When I was a child, video games were so important. I remember hours of playing Animal Crossing on my Nintendo DS with friends (with or without multi-player options), and bonding over the husbands and children we had in Harvest Moon. Kingdom Hearts is still my favorite game, and I have many fond memories of taking turns playing with my best friend. What strikes me about games like I've mentioned, is that they're still relevant today. The slightest mention of one of these games can turn into a full-blown nostalgia-fest with the most unexpected people, and I treasure these conversations. Although I was never a gamer, I understand why these bonds are important.
On a small scale this past weekend, my dad and I bonded over a hidden pictures-esque game he found on the Play Store (the name of which escapes me). We had a great time playing through and finding the hidden items, and it was a cool experience to bond over a multi-generational game taken to a mobile platform.
In class, I had the time of my life playing Little Alchemy 2, and it seems like others did as well. It was amazing to combine different elements and see what could be built, and remains an apt analogy for our class. Katherine's progress in the game was admirable, and I still can't figure out how she created life! I may have to go back and play some more, when I have time (hah-- what's "time"?)
I'm happy that I was able to participate in the studio visit with Remi Kalir and Keegan Long-Wheeler. As you will see in my first DDA response below, I am not well-versed in video games. I enjoy them, but I haven't played in years (although I'm coming out of retirement for Kingdom Hearts 3-- FINALLY). Our conversation regarding the importance of games made me ponder how they might be incorporated into the classroom to evoke responses from students. We live in a time where everyone is so jaded that we cannot take fun for granted, and I believe it should be integrated in every way possible. I'm excited to see the games that Professor Maha Bali's students in Egypt are working on, and I look forward to communicating with them!

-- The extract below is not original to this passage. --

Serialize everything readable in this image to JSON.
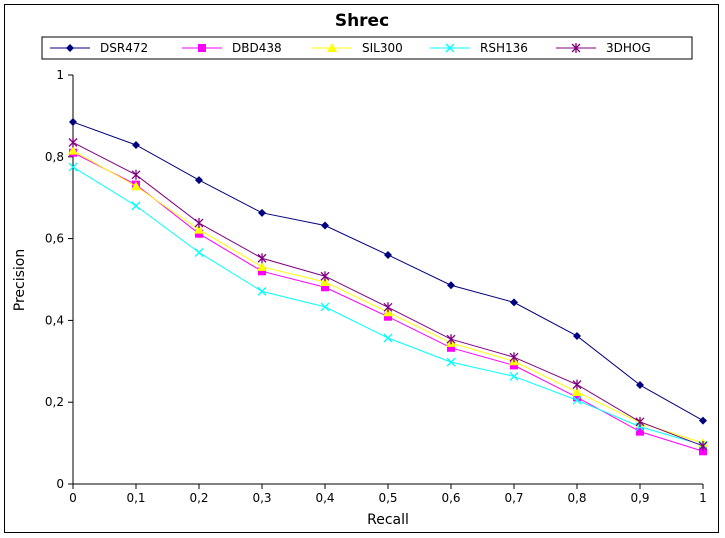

DDAs: 3/13 through 3/19/18
My caption sums it up...as I've said, video games are fun and important and cool but am I a gamer? Not whatsoever.
As Hailey and I have discussed, there's really no way of making eyes look normal in this kind of picture. But "artsy" was my goal so.....
In conclusion, I'm nervous for this week. Sound editing is not really my thing, so we'll see how it goes! I have a lot of admiration for people who do it well. Last semester, I was quite impressed by Brooke, and I can't wait to see what this semester brings!